He llegado a pensar que la política, en el fondo, se mueve por la misma energía que mueve la vida: la esperanza. Puede sonar romántico, pero basta mirar alrededor para notarlo. La gente no se levanta a votar por un plan técnico ni por un discurso brillante. Lo hace porque, de alguna forma, siente que algo puede mejorar. Que todavía vale la pena creer.
Recuerdo mis días universitarios, cuando leí a Václav Havel, aquel escritor checo que después fue presidente. Decía que “la esperanza no es la convicción de que algo saldrá bien, sino la certeza de que algo tiene sentido, pase lo que pase”. En ese entonces me pareció una frase elegante; hoy la entiendo distinto. La esperanza no es ingenuidad, es dirección. Es la brújula emocional que mantiene unido a un pueblo.
Pensemos en 2018. Más allá de ideologías, lo que llevó a millones de mexicanos a las urnas fue una emoción colectiva: ya no se podía seguir igual. La esperanza de cerrar una era política y comenzar otra era tan fuerte que se convirtió en mandato. La gente no votó solo por un candidato, sino por una idea de cambio posible.
Esa misma energía, aunque desde otro ángulo, se sintió en Michoacán con Carlos Manzo. Lo que dolió en Uruapan no fue únicamente su ausencia, sino la sensación de que se rompía una promesa: la de vivir con más seguridad, con más dignidad. Cuando la gente pierde la esperanza, no pierde una emoción: pierde el horizonte.
Recuerdo una vez haber leído a Albert Camus: “la verdadera generosidad hacia el futuro consiste en darlo todo en el presente”. Y justo eso me recuerda que la esperanza no se sostiene con discursos, sino con acciones. Cada decisión pública, cada política implementada, cada gesto de cercanía o de escucha alimenta —o erosiona— la esperanza colectiva.
Por eso, cuando un pueblo vota, se manifiesta o confía, lo que está entregando no es solo su apoyo: está depositando su esperanza en manos del gobierno. Y ahí comienza la verdadera responsabilidad del poder.

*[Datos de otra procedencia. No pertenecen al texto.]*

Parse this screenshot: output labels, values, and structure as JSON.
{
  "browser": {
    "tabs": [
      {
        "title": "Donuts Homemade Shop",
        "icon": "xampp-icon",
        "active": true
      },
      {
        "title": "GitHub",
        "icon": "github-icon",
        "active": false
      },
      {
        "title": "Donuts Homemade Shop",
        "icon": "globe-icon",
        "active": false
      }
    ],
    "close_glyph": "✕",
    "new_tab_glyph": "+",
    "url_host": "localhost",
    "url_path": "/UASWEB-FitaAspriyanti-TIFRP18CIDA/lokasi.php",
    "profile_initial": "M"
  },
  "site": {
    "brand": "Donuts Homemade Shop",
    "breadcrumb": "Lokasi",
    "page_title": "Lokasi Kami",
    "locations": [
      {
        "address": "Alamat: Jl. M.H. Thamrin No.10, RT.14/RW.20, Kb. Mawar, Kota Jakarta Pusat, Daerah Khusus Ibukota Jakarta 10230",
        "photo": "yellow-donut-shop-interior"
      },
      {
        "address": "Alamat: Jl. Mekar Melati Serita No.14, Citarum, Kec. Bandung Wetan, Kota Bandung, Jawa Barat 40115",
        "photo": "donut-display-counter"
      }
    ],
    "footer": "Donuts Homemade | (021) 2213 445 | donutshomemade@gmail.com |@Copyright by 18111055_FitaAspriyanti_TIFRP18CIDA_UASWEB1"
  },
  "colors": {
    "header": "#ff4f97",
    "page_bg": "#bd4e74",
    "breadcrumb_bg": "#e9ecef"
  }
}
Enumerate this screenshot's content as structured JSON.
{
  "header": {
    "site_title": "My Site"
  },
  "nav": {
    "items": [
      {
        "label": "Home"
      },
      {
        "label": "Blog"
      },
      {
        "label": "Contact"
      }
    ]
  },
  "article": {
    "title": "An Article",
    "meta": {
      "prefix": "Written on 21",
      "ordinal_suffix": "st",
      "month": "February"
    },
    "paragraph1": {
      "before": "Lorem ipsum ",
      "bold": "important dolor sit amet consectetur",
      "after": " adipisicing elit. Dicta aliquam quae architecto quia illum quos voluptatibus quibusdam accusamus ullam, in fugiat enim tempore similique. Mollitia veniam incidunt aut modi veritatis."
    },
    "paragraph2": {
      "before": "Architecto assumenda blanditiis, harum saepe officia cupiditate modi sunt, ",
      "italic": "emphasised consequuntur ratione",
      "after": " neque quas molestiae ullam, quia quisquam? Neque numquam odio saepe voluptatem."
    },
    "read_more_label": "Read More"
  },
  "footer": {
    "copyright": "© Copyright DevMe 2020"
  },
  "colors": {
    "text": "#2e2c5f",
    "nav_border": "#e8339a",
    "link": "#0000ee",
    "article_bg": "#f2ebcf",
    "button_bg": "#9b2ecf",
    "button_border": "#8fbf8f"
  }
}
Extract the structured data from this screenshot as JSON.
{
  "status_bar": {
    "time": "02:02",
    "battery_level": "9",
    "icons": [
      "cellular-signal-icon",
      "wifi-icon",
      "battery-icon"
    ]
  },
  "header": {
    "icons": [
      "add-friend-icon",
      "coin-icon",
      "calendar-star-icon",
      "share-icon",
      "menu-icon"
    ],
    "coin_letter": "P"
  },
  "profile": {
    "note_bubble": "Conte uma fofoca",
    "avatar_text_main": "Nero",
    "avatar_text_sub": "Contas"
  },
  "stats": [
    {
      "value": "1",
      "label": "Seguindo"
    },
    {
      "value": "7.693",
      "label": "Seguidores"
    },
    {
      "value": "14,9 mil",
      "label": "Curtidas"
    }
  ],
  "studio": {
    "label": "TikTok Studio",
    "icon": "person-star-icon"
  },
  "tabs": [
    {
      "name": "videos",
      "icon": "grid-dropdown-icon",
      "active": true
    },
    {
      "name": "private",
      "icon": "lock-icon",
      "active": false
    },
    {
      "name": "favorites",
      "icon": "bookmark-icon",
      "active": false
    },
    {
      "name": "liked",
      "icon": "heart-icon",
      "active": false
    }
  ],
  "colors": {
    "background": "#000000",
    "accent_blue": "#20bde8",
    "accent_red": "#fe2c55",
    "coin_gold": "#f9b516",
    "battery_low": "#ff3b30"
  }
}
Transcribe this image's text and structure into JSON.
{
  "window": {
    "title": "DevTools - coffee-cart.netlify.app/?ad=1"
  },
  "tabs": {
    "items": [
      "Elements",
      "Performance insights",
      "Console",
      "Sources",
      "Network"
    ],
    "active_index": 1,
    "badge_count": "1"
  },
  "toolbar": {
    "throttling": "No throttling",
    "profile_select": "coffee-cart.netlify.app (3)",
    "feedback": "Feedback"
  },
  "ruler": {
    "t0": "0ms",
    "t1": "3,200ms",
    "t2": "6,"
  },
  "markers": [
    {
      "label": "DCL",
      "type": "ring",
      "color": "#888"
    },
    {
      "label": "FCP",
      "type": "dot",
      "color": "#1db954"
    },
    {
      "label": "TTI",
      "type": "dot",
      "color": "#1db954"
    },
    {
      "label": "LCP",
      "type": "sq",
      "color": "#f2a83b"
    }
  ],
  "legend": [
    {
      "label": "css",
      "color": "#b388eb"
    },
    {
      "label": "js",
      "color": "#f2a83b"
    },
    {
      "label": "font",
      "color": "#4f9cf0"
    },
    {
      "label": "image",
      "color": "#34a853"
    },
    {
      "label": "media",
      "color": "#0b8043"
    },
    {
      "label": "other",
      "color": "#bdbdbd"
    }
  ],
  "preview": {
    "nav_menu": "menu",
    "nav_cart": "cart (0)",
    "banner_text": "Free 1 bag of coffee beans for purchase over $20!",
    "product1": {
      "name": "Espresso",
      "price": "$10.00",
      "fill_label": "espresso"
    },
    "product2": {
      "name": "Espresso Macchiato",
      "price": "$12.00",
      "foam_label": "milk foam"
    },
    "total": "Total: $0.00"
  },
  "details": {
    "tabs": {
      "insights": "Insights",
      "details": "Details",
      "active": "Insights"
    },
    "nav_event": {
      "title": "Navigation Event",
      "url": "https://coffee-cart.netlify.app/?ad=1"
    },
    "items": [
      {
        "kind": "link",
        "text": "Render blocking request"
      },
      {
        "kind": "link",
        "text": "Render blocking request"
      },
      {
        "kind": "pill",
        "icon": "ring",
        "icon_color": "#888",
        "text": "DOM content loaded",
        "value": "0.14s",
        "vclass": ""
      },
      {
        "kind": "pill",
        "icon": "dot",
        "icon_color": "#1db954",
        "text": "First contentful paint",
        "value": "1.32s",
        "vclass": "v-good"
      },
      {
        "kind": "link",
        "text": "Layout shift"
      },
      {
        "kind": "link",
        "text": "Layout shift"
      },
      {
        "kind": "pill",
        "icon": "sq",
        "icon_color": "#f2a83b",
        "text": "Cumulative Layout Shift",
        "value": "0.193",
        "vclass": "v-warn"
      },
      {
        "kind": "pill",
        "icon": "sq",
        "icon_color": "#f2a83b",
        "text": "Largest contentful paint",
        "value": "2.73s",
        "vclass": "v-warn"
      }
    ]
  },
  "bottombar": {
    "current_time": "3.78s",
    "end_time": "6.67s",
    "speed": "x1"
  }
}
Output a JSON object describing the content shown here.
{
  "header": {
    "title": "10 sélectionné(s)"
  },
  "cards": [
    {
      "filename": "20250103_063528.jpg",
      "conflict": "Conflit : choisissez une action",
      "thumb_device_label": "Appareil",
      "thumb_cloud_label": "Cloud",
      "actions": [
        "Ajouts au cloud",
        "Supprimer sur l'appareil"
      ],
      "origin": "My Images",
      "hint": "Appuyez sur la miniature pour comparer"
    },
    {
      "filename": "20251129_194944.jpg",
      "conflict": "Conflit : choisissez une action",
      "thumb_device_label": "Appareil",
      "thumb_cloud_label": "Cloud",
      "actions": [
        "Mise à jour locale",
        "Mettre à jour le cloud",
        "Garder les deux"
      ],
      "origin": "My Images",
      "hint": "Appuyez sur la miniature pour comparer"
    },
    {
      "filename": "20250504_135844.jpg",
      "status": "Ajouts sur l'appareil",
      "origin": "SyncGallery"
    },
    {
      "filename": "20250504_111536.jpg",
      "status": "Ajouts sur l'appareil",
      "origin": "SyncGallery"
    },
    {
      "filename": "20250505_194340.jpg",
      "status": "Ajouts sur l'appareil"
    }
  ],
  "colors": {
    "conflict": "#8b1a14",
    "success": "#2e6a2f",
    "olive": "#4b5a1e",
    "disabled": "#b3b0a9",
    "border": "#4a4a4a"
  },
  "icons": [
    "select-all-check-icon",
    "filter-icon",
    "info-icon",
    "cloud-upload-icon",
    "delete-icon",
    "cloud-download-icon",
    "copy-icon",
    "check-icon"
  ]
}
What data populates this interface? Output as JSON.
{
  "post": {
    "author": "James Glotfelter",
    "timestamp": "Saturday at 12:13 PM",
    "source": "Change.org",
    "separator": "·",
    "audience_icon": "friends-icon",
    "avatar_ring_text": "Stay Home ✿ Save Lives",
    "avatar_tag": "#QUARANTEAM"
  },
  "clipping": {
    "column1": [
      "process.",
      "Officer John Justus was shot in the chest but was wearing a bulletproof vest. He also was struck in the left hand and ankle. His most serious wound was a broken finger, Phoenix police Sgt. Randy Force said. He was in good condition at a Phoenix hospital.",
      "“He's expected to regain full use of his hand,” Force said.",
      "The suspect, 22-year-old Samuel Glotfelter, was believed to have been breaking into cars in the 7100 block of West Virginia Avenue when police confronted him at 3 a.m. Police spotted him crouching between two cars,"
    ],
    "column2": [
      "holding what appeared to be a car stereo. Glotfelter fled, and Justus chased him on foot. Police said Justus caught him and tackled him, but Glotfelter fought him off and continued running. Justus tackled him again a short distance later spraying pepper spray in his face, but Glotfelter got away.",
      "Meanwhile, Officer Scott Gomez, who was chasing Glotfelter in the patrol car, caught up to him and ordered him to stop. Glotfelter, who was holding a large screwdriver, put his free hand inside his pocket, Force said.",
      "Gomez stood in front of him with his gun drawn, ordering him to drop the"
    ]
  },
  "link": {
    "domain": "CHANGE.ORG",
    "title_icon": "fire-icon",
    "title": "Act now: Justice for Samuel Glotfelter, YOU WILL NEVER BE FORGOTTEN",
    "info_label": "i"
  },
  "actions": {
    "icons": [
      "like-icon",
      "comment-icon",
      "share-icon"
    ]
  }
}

El gobernante no solo debe administrar recursos o ejecutar obras; debe cuidar la esperanza. No manipularla, no prometer más de lo posible, sino cultivarla con hechos que den sentido. La esperanza, como una planta, necesita atención constante. Se marchita cuando se usa como adorno, pero florece cuando se respalda con resultados visibles.
He visto que la gente perdona errores, pero no perdona el abandono. Un gobierno puede equivocarse, pero si la ciudadanía percibe que hay intención genuina, que hay escucha y rumbo, la esperanza se mantiene. Lo que la destruye no es el fallo, sino la indiferencia.
El político que entiende eso sabe que su trabajo más grande no está en la propaganda ni en los discursos, sino en mantener viva esa chispa que mueve a la sociedad. Porque cuando la esperanza muere, la política deja de tener sentido.
Y también porque la esperanza es lo que hace que la gente se levante una vez más, incluso después de perder. La vimos en 2018 como impulso, y la vimos en Uruapan como herida. En ambos casos, fue el centro de todo.
Quizá por eso la mayor tarea de cualquier gobierno no sea ganar elecciones, sino sostener la esperanza de la gente en la vida pública. No alimentarla con ilusiones, sino con dignidad. No prometerle milagros, sino sentido.
Porque cuando un pueblo siente que su esperanza está en buenas manos, se organiza, se cuida y sigue.
Y cuando deja de sentirlo, busca otra dirección.
Al final, como decía Havel, no se trata de que todo salga bien, sino de que todo tenga sentido.
Y ese, creo, es el deber más alto de quien gobierna: hacer que la esperanza del pueblo tenga sentido todos los días.